République dominicaine : les partis politiques et le pouvoir s'entendent sur une position commune vis-à-vis d'Haïti 

Publié le 2022-01-14 | lenouvelliste.com

Il n'y aura pas de solution dominicaine à la crise sociopolitique qui touche Haïti. C’est ce qui ressort d’une réunion d'environ deux heures dirigée par le président dominicain, Luis Abinader, et des représentants d'une trentaine d'organisations politiques à l’issue de laquelle les leaders politiques dominicains ont réitéré, à travers une déclaration commune, un appel à l’aide de la communauté internationale en faveur d’Haïti.

« C'était une réunion qui, connaissant toutes les différences que nous avons évidemment par rapport à l'administration publique, mais dans laquelle nous avons abouti à un document unitaire par rapport à la situation haïtienne et les défis et risques qu'elle représente pour notre pays », a déclaré Abinader au moment de prononcer les mots de clôture aux médias.

La déclaration commune fait mention de l'invitation des signataires à « tous les secteurs de la vie nationale » à se joindre à l'effort « collectif » qui est fait pour que le problème haïtien ne continue pas d'affecter la société dominicaine.

« Nous appelons la communauté internationale, en particulier les États-Unis, la France, le Canada et l'Union européenne, ainsi que toutes les nations démocratiques de notre Amérique, à assumer sans plus tarder un effort sérieux et cohérent d'aide et de collaboration au sauvetage d'Haïti. Nous nous identifions pleinement à l'approche de politique étrangère assumée de manière décisive par l'État dominicain, faisant écho à un grand tollé national, qu'il n'y a pas et qu'il n'y aura pas à l'avenir de solutions dominicaines aux problèmes d'Haïti », indique le document officiel qui a été lu par le ministre administratif de la présidence dominicaine, José Ignacio Paliza, qui est également le président du parti au pouvoir, le Parti révolutionnaire moderne (PRM).

Le Parti de la libération dominicaine (PLD), principal parti d’opposition au pouvoir, représenté par l'ancien sénateur Julio César Valentín, a réitéré son soutien aux mesures du gouvernement en matière de politique d'immigration.
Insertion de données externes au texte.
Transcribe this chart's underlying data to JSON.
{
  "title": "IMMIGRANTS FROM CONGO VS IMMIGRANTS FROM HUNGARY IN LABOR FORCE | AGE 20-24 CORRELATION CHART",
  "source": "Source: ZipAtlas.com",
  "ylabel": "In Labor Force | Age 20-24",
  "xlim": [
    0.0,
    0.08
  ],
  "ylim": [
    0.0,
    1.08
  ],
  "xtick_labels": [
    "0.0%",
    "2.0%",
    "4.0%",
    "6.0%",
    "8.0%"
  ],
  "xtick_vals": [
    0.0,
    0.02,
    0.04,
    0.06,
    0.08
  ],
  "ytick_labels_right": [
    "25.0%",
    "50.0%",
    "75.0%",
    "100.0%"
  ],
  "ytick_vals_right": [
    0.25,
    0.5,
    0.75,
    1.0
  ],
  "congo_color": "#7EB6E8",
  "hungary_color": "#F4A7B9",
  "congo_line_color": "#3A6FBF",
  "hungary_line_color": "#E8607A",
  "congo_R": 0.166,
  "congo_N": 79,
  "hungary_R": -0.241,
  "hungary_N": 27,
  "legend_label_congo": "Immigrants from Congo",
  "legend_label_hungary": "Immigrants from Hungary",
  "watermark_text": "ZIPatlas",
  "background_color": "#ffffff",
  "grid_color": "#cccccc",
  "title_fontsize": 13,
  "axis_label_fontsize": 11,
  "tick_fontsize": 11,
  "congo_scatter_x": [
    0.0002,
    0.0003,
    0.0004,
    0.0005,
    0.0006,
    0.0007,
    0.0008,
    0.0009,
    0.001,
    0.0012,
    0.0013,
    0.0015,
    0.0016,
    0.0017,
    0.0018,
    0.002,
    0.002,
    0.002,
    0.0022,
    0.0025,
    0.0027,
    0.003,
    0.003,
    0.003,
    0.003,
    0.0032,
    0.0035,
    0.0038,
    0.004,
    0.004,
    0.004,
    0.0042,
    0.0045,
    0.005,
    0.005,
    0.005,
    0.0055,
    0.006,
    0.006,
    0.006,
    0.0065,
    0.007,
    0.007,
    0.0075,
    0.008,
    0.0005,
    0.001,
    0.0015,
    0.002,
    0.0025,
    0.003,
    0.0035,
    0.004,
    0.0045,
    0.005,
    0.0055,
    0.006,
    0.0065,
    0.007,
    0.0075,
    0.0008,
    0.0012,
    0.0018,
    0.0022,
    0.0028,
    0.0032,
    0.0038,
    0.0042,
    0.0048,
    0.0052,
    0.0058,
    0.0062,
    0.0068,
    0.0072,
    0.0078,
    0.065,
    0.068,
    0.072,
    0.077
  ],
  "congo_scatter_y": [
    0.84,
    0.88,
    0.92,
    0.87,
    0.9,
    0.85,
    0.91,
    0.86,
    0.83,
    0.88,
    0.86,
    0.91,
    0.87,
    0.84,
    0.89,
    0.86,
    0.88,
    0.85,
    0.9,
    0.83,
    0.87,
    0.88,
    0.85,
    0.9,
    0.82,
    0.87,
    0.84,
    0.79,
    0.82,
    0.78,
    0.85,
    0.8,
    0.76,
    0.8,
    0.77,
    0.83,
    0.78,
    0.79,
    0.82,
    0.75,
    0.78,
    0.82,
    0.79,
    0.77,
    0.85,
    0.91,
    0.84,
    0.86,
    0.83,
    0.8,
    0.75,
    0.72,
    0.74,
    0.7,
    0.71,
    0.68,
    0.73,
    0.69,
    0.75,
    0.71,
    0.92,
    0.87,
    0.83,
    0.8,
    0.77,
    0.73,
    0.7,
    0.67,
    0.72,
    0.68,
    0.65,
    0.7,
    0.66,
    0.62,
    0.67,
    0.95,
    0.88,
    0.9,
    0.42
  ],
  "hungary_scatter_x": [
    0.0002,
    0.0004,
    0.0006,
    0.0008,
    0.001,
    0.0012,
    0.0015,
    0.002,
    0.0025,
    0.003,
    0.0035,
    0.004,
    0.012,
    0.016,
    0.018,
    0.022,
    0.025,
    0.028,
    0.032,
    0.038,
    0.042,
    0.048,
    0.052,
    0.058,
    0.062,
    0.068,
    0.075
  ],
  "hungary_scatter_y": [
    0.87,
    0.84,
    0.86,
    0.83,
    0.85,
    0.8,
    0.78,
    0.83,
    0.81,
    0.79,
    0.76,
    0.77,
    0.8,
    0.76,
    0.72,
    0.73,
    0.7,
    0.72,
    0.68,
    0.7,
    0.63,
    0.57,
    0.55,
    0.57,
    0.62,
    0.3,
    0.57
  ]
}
« Des mesures sont prises pour s'assurer que notre souveraineté est respectée et que les Haïtiens sont là où ils devraient être ; c'est un document qui est pour la communauté internationale et qui a l'unité nationale par rapport à une question aussi importante », a déclaré le président du Parti réformiste social-chrétien (PRSC), Federico Antun Batlle (Quique).

Il s'agit de la troisième réunion de ce genre à se tenir à huis clos au Palais national dominicain, les deux précédentes se sont tenues en novembre dernier et il a été décidé d'unir les efforts pour que la communauté internationale accorde « l'attention voulue » à la crise haïtienne depuis la mi-juillet dernier, à la suite de l'assassinat, le 7 juillet 2021, du président Jovenel Moïse dans sa résidence.

« Nous invitons également le peuple dominicain et tous les secteurs de la vie nationale, dans cette crise, à se joindre à cet effort collectif de l'ensemble des dirigeants politiques de la nation […] Enfin, nous ratifions la politique de bon voisinage avec le peuple haïtien, fondée sur la non-ingérence et le respect mutuel de la souveraineté, ainsi que la nécessaire contribution que chacun, depuis son territoire, doit apporter à la sécurité de ses ressortissants et à la préservation des moyens de subsistance, et essentiellement à la dignité humaine en tant que pilier fondamental d'un État de droit social et démocratique », peut-on lire dans la déclaration commune.